How Do Our Vein Centers in Long Island Treat Spider Veins?
In the absence of disease, you might not need spider vein treatment from a health perspective. But our vein centers in Long Island often treat them with sclerotherapy to beautify your skin. Our vein doctors will determine if your spider veins represent something serious like blood clots or chronic venous insufficiency, which we treat with ultrasound-guided sclerosants or radiofrequency ablation.
What Are the Best Ways to Treat Spider Veins?

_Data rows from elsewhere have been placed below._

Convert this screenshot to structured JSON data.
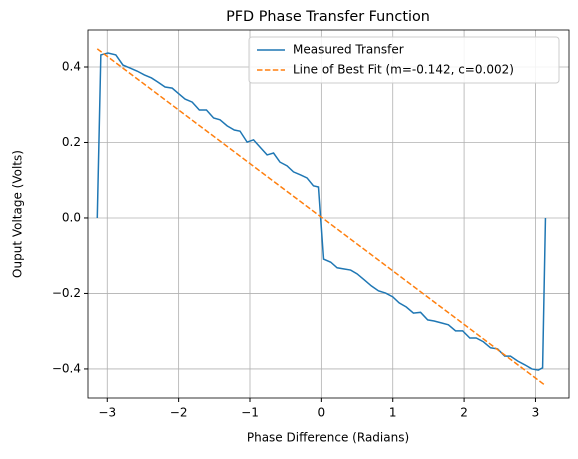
{
  "chart_data": {
    "type": "line",
    "title": "PFD Phase Transfer Function",
    "xlabel": "Phase Difference (Radians)",
    "ylabel": "Ouput Voltage (Volts)",
    "xlim": [
      -3.27,
      3.47
    ],
    "ylim": [
      -0.477,
      0.498
    ],
    "xticks": [
      {
        "value": -3,
        "label": "−3"
      },
      {
        "value": -2,
        "label": "−2"
      },
      {
        "value": -1,
        "label": "−1"
      },
      0,
      1,
      2,
      3
    ],
    "yticks": [
      {
        "value": -0.4,
        "label": "−0.4"
      },
      {
        "value": -0.2,
        "label": "−0.2"
      },
      {
        "value": 0,
        "label": "0.0"
      },
      0.2,
      0.4
    ],
    "grid": true,
    "legend": "upper right",
    "series": [
      {
        "name": "Measured Transfer",
        "color": "#1f77b4",
        "style": "solid",
        "x": [
          -3.14,
          -3.09,
          -2.99,
          -2.88,
          -2.78,
          -2.68,
          -2.58,
          -2.48,
          -2.38,
          -2.29,
          -2.19,
          -2.09,
          -2.01,
          -1.91,
          -1.81,
          -1.71,
          -1.61,
          -1.51,
          -1.42,
          -1.32,
          -1.22,
          -1.14,
          -1.04,
          -0.95,
          -0.86,
          -0.76,
          -0.67,
          -0.58,
          -0.48,
          -0.39,
          -0.29,
          -0.2,
          -0.11,
          -0.04,
          0.03,
          0.13,
          0.22,
          0.31,
          0.41,
          0.5,
          0.6,
          0.7,
          0.8,
          0.9,
          1.0,
          1.09,
          1.19,
          1.29,
          1.39,
          1.49,
          1.58,
          1.68,
          1.78,
          1.88,
          1.98,
          2.08,
          2.17,
          2.27,
          2.37,
          2.47,
          2.57,
          2.65,
          2.75,
          2.85,
          2.95,
          3.04,
          3.1,
          3.14
        ],
        "values": [
          0,
          0.432,
          0.437,
          0.432,
          0.405,
          0.397,
          0.389,
          0.379,
          0.371,
          0.36,
          0.347,
          0.344,
          0.331,
          0.315,
          0.307,
          0.286,
          0.286,
          0.265,
          0.26,
          0.244,
          0.233,
          0.23,
          0.201,
          0.207,
          0.188,
          0.167,
          0.172,
          0.148,
          0.138,
          0.122,
          0.114,
          0.106,
          0.085,
          0.082,
          -0.109,
          -0.117,
          -0.132,
          -0.135,
          -0.138,
          -0.148,
          -0.164,
          -0.18,
          -0.193,
          -0.199,
          -0.209,
          -0.225,
          -0.236,
          -0.252,
          -0.25,
          -0.27,
          -0.273,
          -0.278,
          -0.283,
          -0.299,
          -0.299,
          -0.318,
          -0.318,
          -0.328,
          -0.344,
          -0.347,
          -0.366,
          -0.366,
          -0.379,
          -0.389,
          -0.4,
          -0.403,
          -0.397,
          0
        ]
      },
      {
        "name": "Line of Best Fit (m=-0.142, c=0.002)",
        "color": "#ff7f0e",
        "style": "dashed",
        "x": [
          -3.14,
          3.14
        ],
        "values": [
          0.448,
          -0.444
        ]
      }
    ]
  }
}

Treating spider veins is simple and safe, providing you choose a board certified vein doctor. No treatment should begin without a physical exam and evaluation of your symptoms. Some vein centers on Long Island offer cosmetic treatments, but those don’t address issues like chronic venous insufficiency. If you just treat the spider vein without treating the leaky valve, more veins will form. Our vein doctors in Long Island make sure your spider veins are really gone, by eliminating the actual problem.
Often considered the treatment of choice for small spider veins, sclerotherapy uses either liquid, foam, or premixed foam irritants to destroy unhealthy veins. The medicine is injected into individual vessels and is one of the simplest solutions for spider veins.

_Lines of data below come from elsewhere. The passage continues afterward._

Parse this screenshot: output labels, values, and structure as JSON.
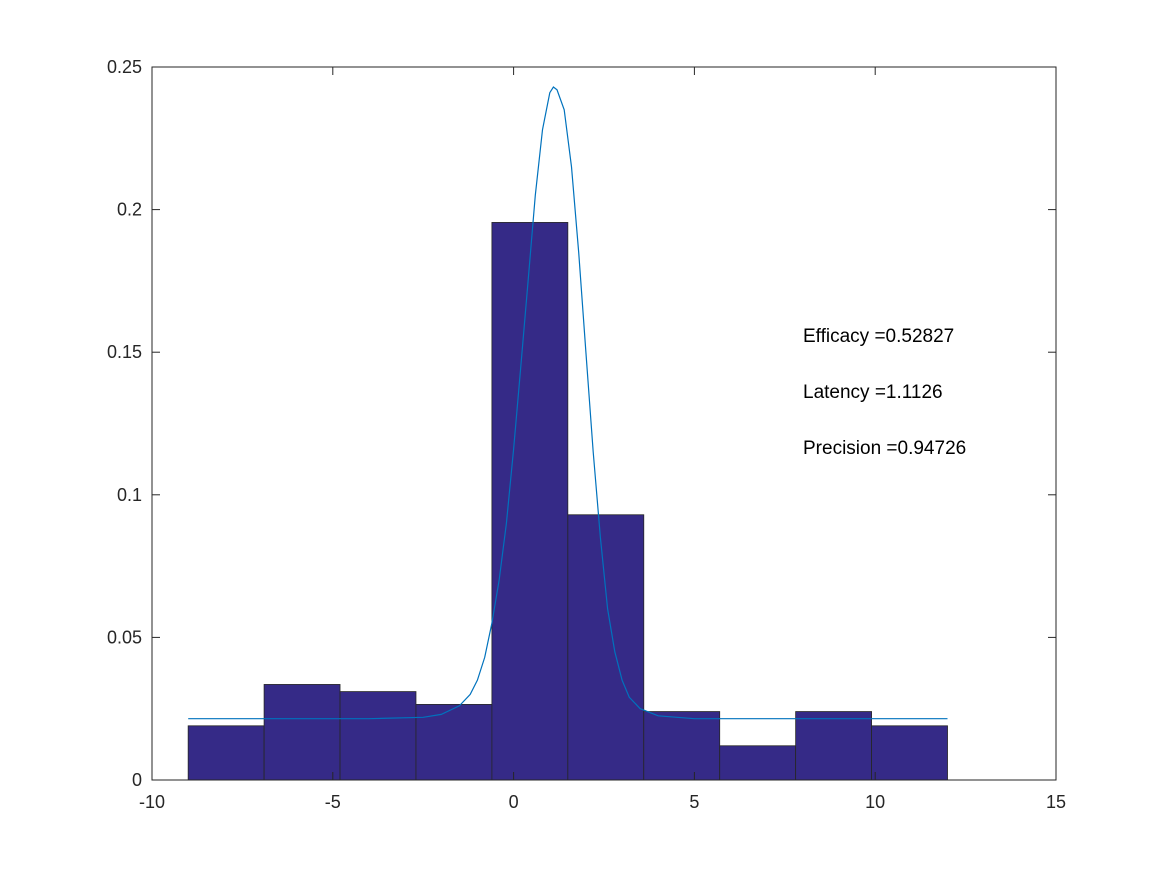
{
  "chart_data": {
    "type": "bar",
    "title": "",
    "xlabel": "",
    "ylabel": "",
    "xlim": [
      -10,
      15
    ],
    "ylim": [
      0,
      0.25
    ],
    "xticks": [
      -10,
      -5,
      0,
      5,
      10,
      15
    ],
    "xtick_labels": [
      "-10",
      "-5",
      "0",
      "5",
      "10",
      "15"
    ],
    "yticks": [
      0,
      0.05,
      0.1,
      0.15,
      0.2,
      0.25
    ],
    "ytick_labels": [
      "0",
      "0.05",
      "0.1",
      "0.15",
      "0.2",
      "0.25"
    ],
    "grid": false,
    "histogram": {
      "bin_edges": [
        -9.0,
        -6.9,
        -4.8,
        -2.7,
        -0.6,
        1.5,
        3.6,
        5.7,
        7.8,
        9.9,
        12.0
      ],
      "values": [
        0.019,
        0.0335,
        0.031,
        0.0265,
        0.1955,
        0.093,
        0.024,
        0.012,
        0.024,
        0.019
      ],
      "color": "#352a87",
      "edge_color": "#262626"
    },
    "fit_curve": {
      "x": [
        -9.0,
        -4.0,
        -2.5,
        -2.0,
        -1.5,
        -1.2,
        -1.0,
        -0.8,
        -0.6,
        -0.4,
        -0.2,
        0.0,
        0.2,
        0.4,
        0.6,
        0.8,
        1.0,
        1.1,
        1.2,
        1.4,
        1.6,
        1.8,
        2.0,
        2.2,
        2.4,
        2.6,
        2.8,
        3.0,
        3.2,
        3.5,
        4.0,
        5.0,
        12.0
      ],
      "y": [
        0.0215,
        0.0215,
        0.022,
        0.023,
        0.026,
        0.03,
        0.035,
        0.043,
        0.055,
        0.07,
        0.09,
        0.116,
        0.145,
        0.175,
        0.205,
        0.228,
        0.241,
        0.243,
        0.242,
        0.235,
        0.215,
        0.185,
        0.15,
        0.115,
        0.085,
        0.06,
        0.045,
        0.035,
        0.029,
        0.025,
        0.0225,
        0.0215,
        0.0215
      ],
      "color": "#0072bd"
    },
    "annotations": [
      {
        "text": "Efficacy =0.52827"
      },
      {
        "text": "Latency =1.1126"
      },
      {
        "text": "Precision =0.94726"
      }
    ]
  }
}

Vein specialists use thermal energy to heat the spider vein’s walls, creating scar tissue that seals the vein shut. It’s a quick and gentle procedure, with a numbing solution on the skin and tumescent anesthesia surrounding the vein. It causes less pain and bruising than other types of ablation like EVLT.
Easier and safer than vein surgery, EVLT uses lasers to treat both venous insufficiency and spider veins. Since this procedure doesn’t require general anesthesia, patients don’t have to deal with the hospitalization and downtime associated with surgery.

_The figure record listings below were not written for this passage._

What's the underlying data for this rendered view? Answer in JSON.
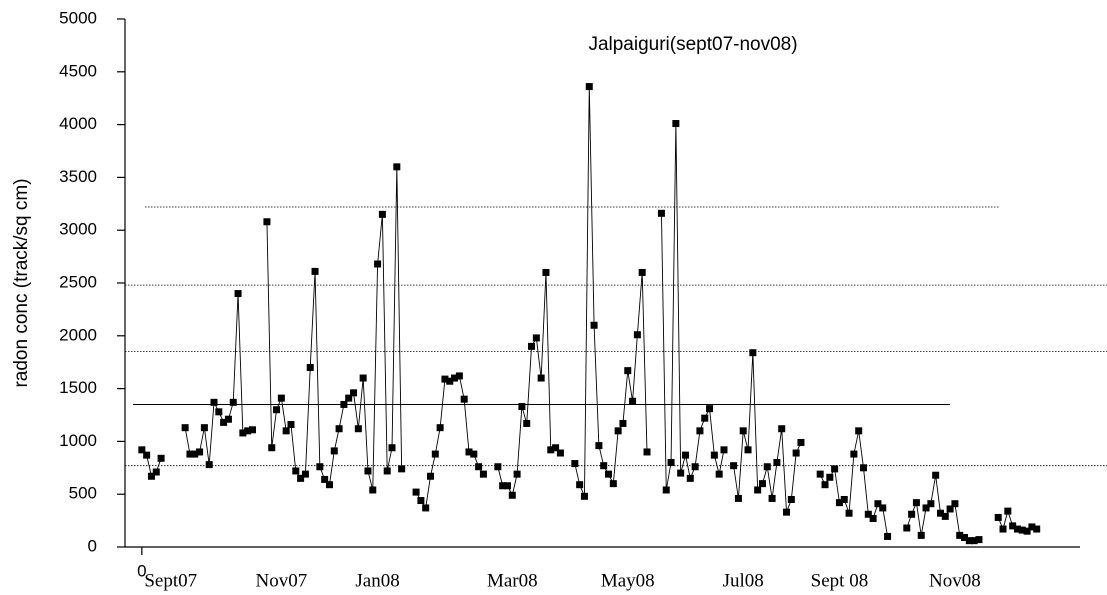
{
  "chart_data": {
    "type": "line",
    "title": "Jalpaiguri(sept07-nov08)",
    "y_label": "radon conc (track/sq cm)",
    "color": "#000000",
    "marker": "square",
    "x": [
      0,
      1,
      2,
      3,
      4,
      5,
      6,
      7,
      8,
      9,
      10,
      11,
      12,
      13,
      14,
      15,
      16,
      17,
      18,
      19,
      20,
      21,
      22,
      23,
      24,
      25,
      26,
      27,
      28,
      29,
      30,
      31,
      32,
      33,
      34,
      35,
      36,
      37,
      38,
      39,
      40,
      41,
      42,
      43,
      44,
      45,
      46,
      47,
      48,
      49,
      50,
      51,
      52,
      53,
      54,
      55,
      56,
      57,
      58,
      59,
      60,
      61,
      62,
      63,
      64,
      65,
      66,
      67,
      68,
      69,
      70,
      71,
      72,
      73,
      74,
      75,
      76,
      77,
      78,
      79,
      80,
      81,
      82,
      83,
      84,
      85,
      86,
      87,
      88,
      89,
      90,
      91,
      92,
      93,
      94,
      95,
      96,
      97,
      98,
      99,
      100,
      101,
      102,
      103,
      104,
      105,
      106,
      107,
      108,
      109,
      110,
      111,
      112,
      113,
      114,
      115,
      116,
      117,
      118,
      119,
      120,
      121,
      122,
      123,
      124,
      125,
      126,
      127,
      128,
      129,
      130,
      131,
      132,
      133,
      134,
      135,
      136,
      137,
      138,
      139,
      140,
      141,
      142,
      143,
      144,
      145,
      146,
      147,
      148,
      149,
      150,
      151,
      152,
      153,
      154,
      155,
      156,
      157,
      158,
      159,
      160,
      161,
      162,
      163,
      164,
      165,
      166,
      167,
      168,
      169,
      170,
      171,
      172,
      173,
      174,
      175,
      176,
      177,
      178,
      179,
      180,
      181,
      182,
      183,
      184,
      185,
      186
    ],
    "values": [
      920,
      870,
      670,
      710,
      840,
      null,
      null,
      null,
      null,
      1130,
      880,
      880,
      900,
      1130,
      780,
      1370,
      1280,
      1180,
      1210,
      1370,
      2400,
      1080,
      1100,
      1110,
      null,
      null,
      3080,
      940,
      1300,
      1410,
      1100,
      1160,
      720,
      650,
      690,
      1700,
      2610,
      760,
      640,
      590,
      910,
      1120,
      1350,
      1410,
      1460,
      1120,
      1600,
      720,
      540,
      2680,
      3150,
      720,
      940,
      3600,
      740,
      null,
      null,
      520,
      440,
      370,
      670,
      880,
      1130,
      1590,
      1570,
      1600,
      1620,
      1400,
      900,
      880,
      760,
      690,
      null,
      null,
      760,
      580,
      580,
      490,
      690,
      1330,
      1170,
      1900,
      1980,
      1600,
      2600,
      920,
      940,
      890,
      null,
      null,
      790,
      590,
      480,
      4360,
      2100,
      960,
      770,
      690,
      600,
      1100,
      1170,
      1670,
      1380,
      2010,
      2600,
      900,
      null,
      null,
      3160,
      540,
      800,
      4010,
      700,
      870,
      650,
      760,
      1100,
      1220,
      1310,
      870,
      690,
      920,
      null,
      770,
      460,
      1100,
      920,
      1840,
      540,
      600,
      760,
      460,
      800,
      1120,
      330,
      450,
      890,
      990,
      null,
      null,
      null,
      690,
      590,
      660,
      740,
      420,
      450,
      320,
      880,
      1100,
      750,
      310,
      270,
      410,
      370,
      100,
      null,
      null,
      null,
      180,
      310,
      420,
      110,
      370,
      410,
      680,
      320,
      290,
      360,
      410,
      110,
      90,
      60,
      60,
      70,
      null,
      null,
      null,
      280,
      170,
      340,
      200,
      170,
      160,
      150,
      190,
      170
    ],
    "xlim": [
      -3.5,
      195
    ],
    "xticks": [
      0,
      {
        "value": 6,
        "label": "Sept07"
      },
      {
        "value": 29,
        "label": "Nov07"
      },
      {
        "value": 49,
        "label": "Jan08"
      },
      {
        "value": 77,
        "label": "Mar08"
      },
      {
        "value": 101,
        "label": "May08"
      },
      {
        "value": 125,
        "label": "Jul08"
      },
      {
        "value": 145,
        "label": "Sept 08"
      },
      {
        "value": 169,
        "label": "Nov08"
      }
    ],
    "ylim": [
      0,
      5000
    ],
    "yticks": [
      0,
      500,
      1000,
      1500,
      2000,
      2500,
      3000,
      3500,
      4000,
      4500,
      5000
    ],
    "reference_lines": [
      {
        "value": 3220,
        "style": "dotted"
      },
      {
        "value": 2480,
        "style": "dotted"
      },
      {
        "value": 1850,
        "style": "dotted"
      },
      {
        "value": 1350,
        "style": "solid"
      },
      {
        "value": 770,
        "style": "dotted"
      }
    ]
  }
}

Laser therapy at the skin’s surface is aimed solely at the visibility of spider veins. It’s most suited to the smallest veins and often is paired with sclerotherapy for flawless results. Lasers aren’t advised for those with sensitive skin, nor do they treat diseases like venous insufficiency.
Like most health conditions, exercise is helpful for preventing spider veins. When you’re active, the muscles in your legs contract to push blood up toward the heart. If you already have spider veins, avoid sitting or standing for too long, and practice regular exercise. Aim for 30 minutes a day, and if you can, squeeze that exercise in between periods of sitting or standing to help your circulation. When you’re at rest, prop your legs above your heart level to reduce swelling and help blood travel in the right direction. Like compression stockings, exercise won’t get rid of the spider veins you have, but it will lessen symptoms and improve your circulation.
Support stockings might improve symptoms like swelling, since they apply steady pressure that helps your circulation. However, you need a proper fitting in order for them to work. The doctors at Long Island Vein Centers can measure you for the right pair. Keep in mind that compression stockings are only to manage symptoms and potentially prevent more spider veins from forming. They won’t eliminate existing spider veins or the disease that often causes them. Only a vein specialist can do that.